Air transport suffered more accidents but fewer deaths in 2008 than in 2007. That’s according to the International Air Transport Association’s (IATA) aviation safety performance report for last year released last week.
The number of fatalities from aviation accidents dropped from 692 in 2007 to 502 last year. “This resulted in a 56% improvement in the fatality rate from 0.23 fatalities per million passengers to 0.13 per million passengers,” IATA says in a statement.
“The global accident rate (measured in hull losses per million flights of Western-built jet aircraft) stood at 0.81—or one accident for every 1.2 million flights. This is a slight deterioration on 2007 performance when the accident rate was 0.75—or one accident for every 1.3 million flights.
There were 109 accidents in 2008 compared to 100 in 2007. The number of fatal accidents increased from 20 in 2007 to 23 in 2008.
IATA member airlines significantly outperformed the industry in safety, the organisation adds. With 33 accidents, IATA members drove their accident rate downwards from 0.68 in 2007 to 0.52 in 2008. That is equal to one accident for every 1.9 million flights.
“Safety is the industry`s number one priority. Today`s statistics confirm that travelling by air is one the safest things that a person can do,” said Giovanni Bisignani, Director General and CEO of IATA.
The IATA Operational Safety Audit (IOSA) is the global industry standard for airline safety management. As of 1 January 2009, IOSA is a condition of IATA membership.
Currently, 204 member airlines are among the 282 carriers on the IOSA registry.
A further 21 IATA member airlines are undergoing quality control checks. Airlines that have not passed the quality control process by 31 March 2009 will have their memberships terminated.
“IATA is a quality association. And the mark of that quality is safety. While we will be strict in upholding the IOSA standards, which are recognised by governments around the world, our goal is to raise the bar on safety with a transparent global standard and bring all of our members on board,” said Bisignani.
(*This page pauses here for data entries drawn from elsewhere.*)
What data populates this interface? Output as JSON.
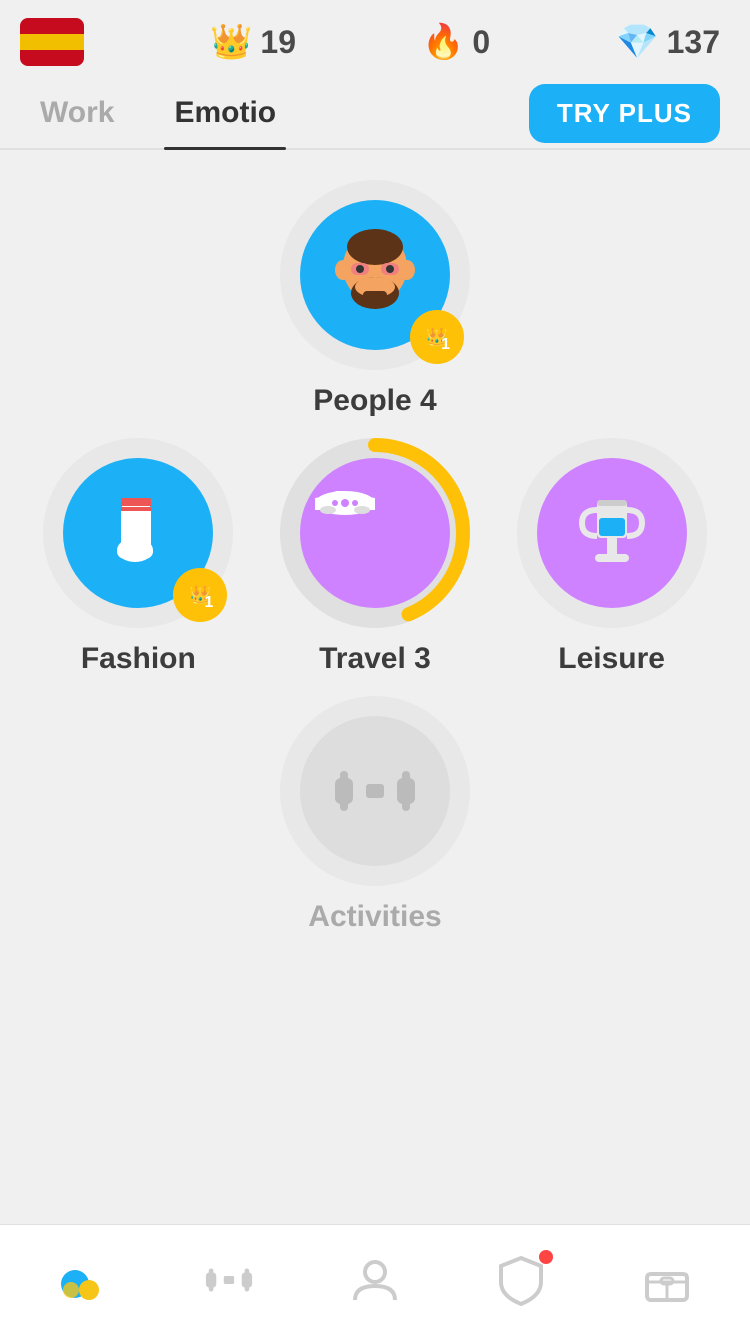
{
  "topBar": {
    "streakCount": "19",
    "flameCount": "0",
    "gemCount": "137"
  },
  "navTabs": {
    "tab1": "Work",
    "tab2": "Emotio",
    "tryPlusLabel": "TRY PLUS"
  },
  "lessons": {
    "row1": {
      "name": "People 4",
      "badgeNumber": "1",
      "circleColor": "blue"
    },
    "row2": [
      {
        "name": "Fashion",
        "badgeNumber": "1",
        "circleColor": "blue",
        "icon": "🧦"
      },
      {
        "name": "Travel 3",
        "hasProgress": true,
        "circleColor": "purple",
        "icon": "✈️"
      },
      {
        "name": "Leisure",
        "circleColor": "light-purple",
        "icon": "🏆"
      }
    ],
    "row3": {
      "name": "Activities",
      "circleColor": "gray",
      "icon": "🏋️",
      "locked": true
    }
  },
  "bottomNav": {
    "items": [
      {
        "name": "home",
        "label": "",
        "active": true
      },
      {
        "name": "activities",
        "label": "",
        "active": false
      },
      {
        "name": "profile",
        "label": "",
        "active": false
      },
      {
        "name": "shield",
        "label": "",
        "active": false,
        "hasNotification": true
      },
      {
        "name": "shop",
        "label": "",
        "active": false
      }
    ]
  }
}
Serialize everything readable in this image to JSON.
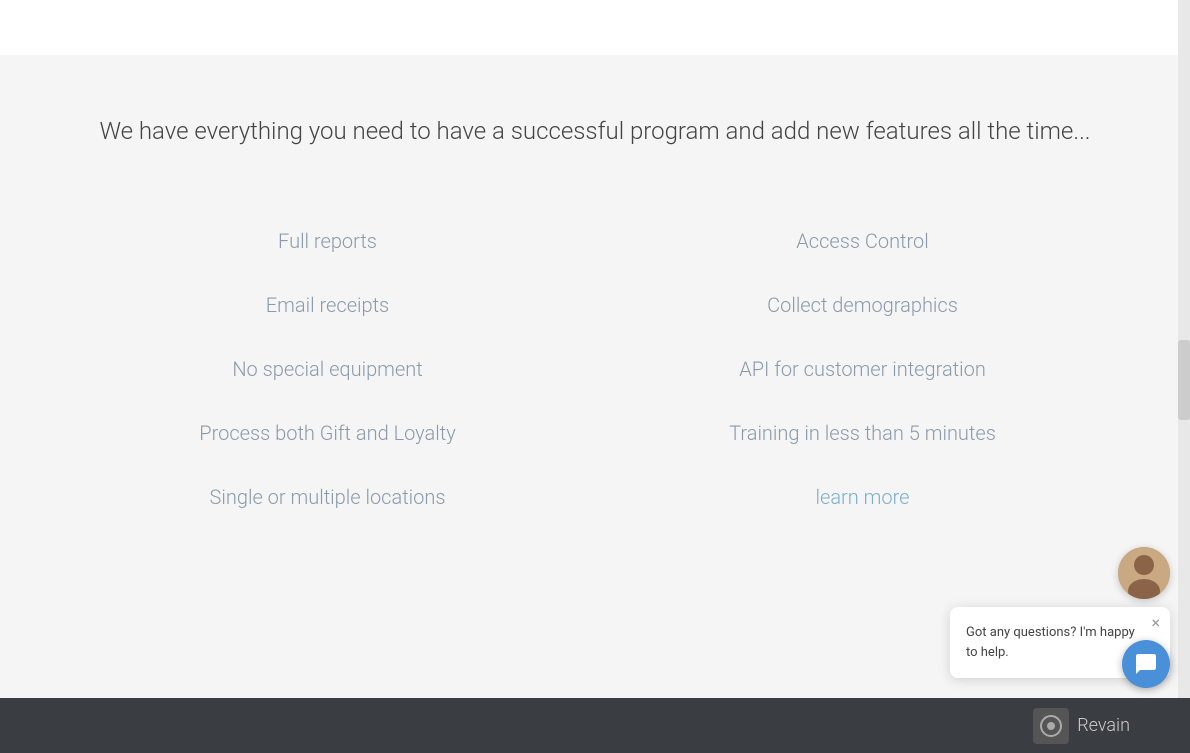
{
  "topBar": {
    "visible": true
  },
  "headline": "We have everything you need to have a successful program and add new features all the time...",
  "featuresLeft": {
    "items": [
      "Full reports",
      "Email receipts",
      "No special equipment",
      "Process both Gift and Loyalty",
      "Single or multiple locations"
    ]
  },
  "featuresRight": {
    "items": [
      "Access Control",
      "Collect demographics",
      "API for customer integration",
      "Training in less than 5 minutes"
    ],
    "learnMoreLabel": "learn more"
  },
  "chatWidget": {
    "messageText": "Got any questions? I'm happy to help.",
    "closeIcon": "×"
  },
  "footer": {
    "logoText": "Revain"
  }
}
There are significant regional differences in the accident rate:
· North Asia had a perfect record of zero hull losses in 2008. North America (0.58), Europe (0.42) and Asia / Pacific (0.58) all performed better than the global average.
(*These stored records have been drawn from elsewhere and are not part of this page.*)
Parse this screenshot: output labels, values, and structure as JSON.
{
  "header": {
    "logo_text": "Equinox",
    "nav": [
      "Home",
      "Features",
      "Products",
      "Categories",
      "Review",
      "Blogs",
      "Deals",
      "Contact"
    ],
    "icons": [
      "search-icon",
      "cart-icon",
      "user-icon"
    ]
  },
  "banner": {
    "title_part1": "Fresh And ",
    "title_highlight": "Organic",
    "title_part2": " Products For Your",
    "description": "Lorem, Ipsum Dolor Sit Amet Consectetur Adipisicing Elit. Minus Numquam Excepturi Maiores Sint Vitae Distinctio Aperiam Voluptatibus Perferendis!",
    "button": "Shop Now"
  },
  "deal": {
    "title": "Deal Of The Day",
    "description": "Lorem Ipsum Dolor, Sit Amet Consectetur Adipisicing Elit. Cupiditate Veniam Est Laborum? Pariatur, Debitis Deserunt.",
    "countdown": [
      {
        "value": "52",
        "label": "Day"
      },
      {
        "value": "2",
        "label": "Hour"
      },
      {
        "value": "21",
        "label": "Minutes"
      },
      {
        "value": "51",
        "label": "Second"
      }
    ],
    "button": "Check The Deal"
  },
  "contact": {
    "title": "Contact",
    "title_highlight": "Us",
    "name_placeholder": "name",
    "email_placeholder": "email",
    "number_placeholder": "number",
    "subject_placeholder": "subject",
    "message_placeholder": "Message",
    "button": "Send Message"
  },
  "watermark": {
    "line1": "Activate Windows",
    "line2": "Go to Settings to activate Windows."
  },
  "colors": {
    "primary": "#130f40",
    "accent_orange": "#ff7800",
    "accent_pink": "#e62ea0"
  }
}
· Africa had an accident rate that was 2.6 times worse than the world average (2.12). However, this extends a year-on-year trend of significant improvements. In 2005, for example, the Africa rate was the worst in the world at 9.21. There was one Western-built jet hull loss with an African carrier in 2008.
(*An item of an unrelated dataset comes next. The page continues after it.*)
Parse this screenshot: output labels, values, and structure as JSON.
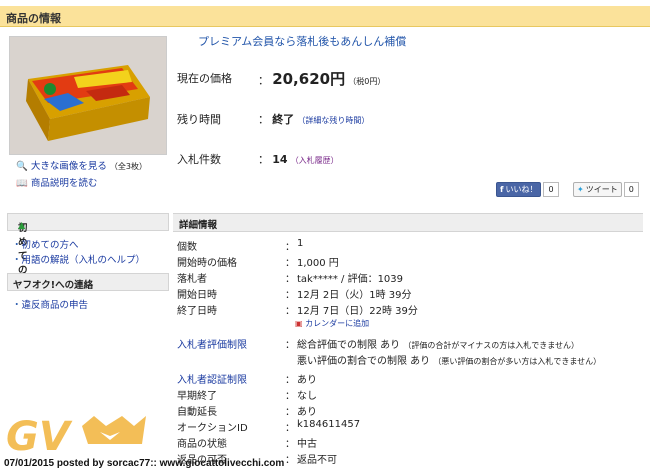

· The Commonwealth of Independent States (CIS) had the worst accident rate in the world at 6.43 (7.9 times worse than the global average).
· The relatively small fleet of Western-built jet aircraft operated in the region means that even a few accidents can skew the numbers considerably. In 2005 and 2007 there were no accidents in the region. In 2006 two accidents drove the hull loss rate to 8.6. Last year there were three Western-built hull losses with CIS carriers.
· Latin America and the Caribbean had a hull loss rate of 2.55 (3.1 times worse than the global average). The region`s carriers had five hull losses during 2008. Addressing infrastructure issues remains a top priority.
· Middle East and North Africa saw its accident rate worsen to 1.89 in 2008 with two accidents involving carriers from the region.
IATA adds that three issues emerged in 2008 surrounding accidents:
· Runway excursions accounted for 25% of all accidents in 2008. As result, IATA will launch a Runway Safety Toolkit in 2009, which it has developed with Flight Safety Foundation. The toolkit will also be incorporated with IATA`s broad ranging safety data tools in the IATA Global Safety Information Centre to be launched later this year.
· Ground damage accounted for 17% of all accidents in 2008. To improve safety and combat this US$4 billion annual industry cost, IATA has launched the IATA Safety Audit for Ground Operations (ISAGO). This is the first global safety standard for ground operations. A total of 80 audits are targeted for this year.
· A total of 30% of all accidents in 2008 noted deficient safety management at the airline level as a contributing factor. IATA has incorporated a requirement for Safety Management Systems (SMS) into the IATA Operational Safety Audit (IOSA) and is working with carriers at an individual and regional level for effective implementation.
Bisignani says “these initiatives are consistent with IATA`s comprehensive six-point safety programme which focuses on (1) infrastructure safety, (2) safety data management and analysis, (3) operations, (4) Safety Management Systems, (5) maintenance and (6) auditing.
“Our record on safety is impressive. But the accident in Buffalo [this month] and all the 502 fatalities in air accidents in 2008 are human tragedies reminding airlines, regulators and industry partners everywhere that safety is a constant challenge and we must always strive to do better. Our target is zero accidents, and zero fatalities. Nothing less is an acceptable result,” said Bisignani.